Importing libraries

In [5]:
import faiss
import numpy as np
import sklearn as sk
import joblib
from sklearn.cluster import Birch
from sklearn.decomposition import PCA
from sklearn.cluster import MiniBatchKMeans
from sklearn.cluster import DBSCAN
import hdbscan
from sklearn.cluster import AgglomerativeClustering

## Loading Data

This would look different for different data

In [6]:
index = faiss.read_index("Validation/validation_index.faiss")

In [11]:
index = faiss.read_index("validation_it/validation_index.faiss")

KeyboardInterrupt: 

In [7]:
keys = joblib.load("Validation/rest_keys")

In [2]:
keys = joblib.load("validation_it/rest_keys")

In [8]:
ids = joblib.load("Validation/rest__ids")

In [16]:
ids = np.array(ids)

In [3]:
ids = joblib.load("validation_it/rest__ids")
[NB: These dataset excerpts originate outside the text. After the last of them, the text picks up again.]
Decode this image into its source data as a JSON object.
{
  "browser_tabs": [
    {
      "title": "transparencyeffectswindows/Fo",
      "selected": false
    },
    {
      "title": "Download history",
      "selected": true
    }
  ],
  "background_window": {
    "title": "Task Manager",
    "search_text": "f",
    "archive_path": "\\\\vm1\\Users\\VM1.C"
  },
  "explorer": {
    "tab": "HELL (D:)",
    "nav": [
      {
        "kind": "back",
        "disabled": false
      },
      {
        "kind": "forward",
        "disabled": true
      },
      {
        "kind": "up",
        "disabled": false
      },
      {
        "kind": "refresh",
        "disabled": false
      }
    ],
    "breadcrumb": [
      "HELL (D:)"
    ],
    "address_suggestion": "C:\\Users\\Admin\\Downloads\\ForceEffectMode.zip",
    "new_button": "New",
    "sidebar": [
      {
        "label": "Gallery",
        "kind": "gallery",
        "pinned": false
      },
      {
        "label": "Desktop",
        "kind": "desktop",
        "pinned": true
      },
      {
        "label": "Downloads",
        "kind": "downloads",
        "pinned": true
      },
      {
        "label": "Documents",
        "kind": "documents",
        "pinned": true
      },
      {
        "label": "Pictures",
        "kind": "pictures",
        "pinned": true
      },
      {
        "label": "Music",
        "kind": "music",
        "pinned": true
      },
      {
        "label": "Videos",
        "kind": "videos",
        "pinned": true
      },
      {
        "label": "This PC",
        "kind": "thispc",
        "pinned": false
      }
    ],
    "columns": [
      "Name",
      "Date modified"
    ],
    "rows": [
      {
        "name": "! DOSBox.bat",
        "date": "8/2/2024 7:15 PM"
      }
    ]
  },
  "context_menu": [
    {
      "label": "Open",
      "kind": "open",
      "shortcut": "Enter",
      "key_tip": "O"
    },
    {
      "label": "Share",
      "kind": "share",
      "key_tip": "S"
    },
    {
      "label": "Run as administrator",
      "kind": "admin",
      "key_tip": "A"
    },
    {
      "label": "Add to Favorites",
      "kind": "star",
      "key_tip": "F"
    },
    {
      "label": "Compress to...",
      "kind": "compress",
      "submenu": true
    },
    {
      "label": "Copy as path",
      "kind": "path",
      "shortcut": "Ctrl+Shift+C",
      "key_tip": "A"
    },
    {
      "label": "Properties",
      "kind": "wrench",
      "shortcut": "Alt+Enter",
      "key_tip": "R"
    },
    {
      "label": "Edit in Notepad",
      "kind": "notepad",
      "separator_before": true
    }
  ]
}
For clustering, first PCA is necessary

In [9]:
pca_keys = PCA(n_components = 20).fit(keys[:50_000]).transform(keys)

In [None]:
# If necessary it can be save
joblib.dump(pca_keys, "pca_keys")

In [7]:
pca_keys = joblib.load("it_keys_pca_to_20.pkl")

## Clustering with the datastore as a whole

In [None]:
def from_labels_to_keys_and_ids(labels, keys, ids):

    all_different_ids = np.unique(ids)

    new_keys = []
    new_ids = []

    for label in all_different_ids:
        i = np.where(labels == label)[0]
        if len(i) > 0:
            new_keys.append(np.mean(keys[i], axis=0))
            
            # Get the most frequent ID
            counts = np.bincount(ids[i])
            most_freq_id = np.argmax(counts)
            new_ids.append(most_freq_id)

    return new_keys, new_ids

# if a clusteringm ethod returns clusters of -1 for items that are not part of a cluster, like HDBSCAN and DBSCAN do use the following

def from_labels_to_keys_and_ids_with_minus_1(labels, keys, ids):

    all_different_ids = np.unique(ids)

    new_keys = []
    new_ids = []

    for label in all_different_ids[1:]:
        i = np.where(labels == label)[0]
        if len(i) > 0:
            new_keys.append(np.mean(keys[i], axis=0))
            
            # Get the most frequent ID
            counts = np.bincount(ids[i])
            most_freq_id = np.argmax(counts)
            new_ids.append(most_freq_id)

    i = np.where(labels == -1)
    for item in ids[i]:
        new_ids.append(item)

    for item in keys[i]:
        new_keys.append(item)

    return new_keys, new_ids

### HDBSCAN

In [3]:
def hdbscan_cluster(X):
    clusterer = hdbscan.HDBSCAN(min_cluster_size=5, metric='euclidean')
    return clusterer.fit_predict(X)

In [None]:
hdbscan_labels = hdbscan_cluster(pca_keys)

In [None]:
new_keys, new_ids = from_labels_to_keys_and_ids_with_minus_1(hdbscan_labels)

6839

In [None]:
joblib.dump(new_keys, "name")
joblib.dump(new_ids, "name")

['Validation/validation_results/hdbscan_labels_commonvoice.pkl']

In [None]:
#If necessary to save memory
hdbscan_labels = None
new_keys = None
new_ids = None

## Minibatch kmeans

In [5]:
from sklearn.cluster import MiniBatchKMeans

In [None]:
def generate_large_centroid_pool(X, target_centroids=1_200_000, reps = 50):
    all_centroids = []
    n_clusters_per_iter = target_centroids // reps

    for i in range(reps):
        mbk = MiniBatchKMeans(
            n_clusters=n_clusters_per_iter,
            batch_size = 512,
            n_init=1,
            random_state=i  # Different seed each time
            max_iter = 10
        )
        mbk.fit(X)
        all_centroids.append(mbk.cluster_centers_)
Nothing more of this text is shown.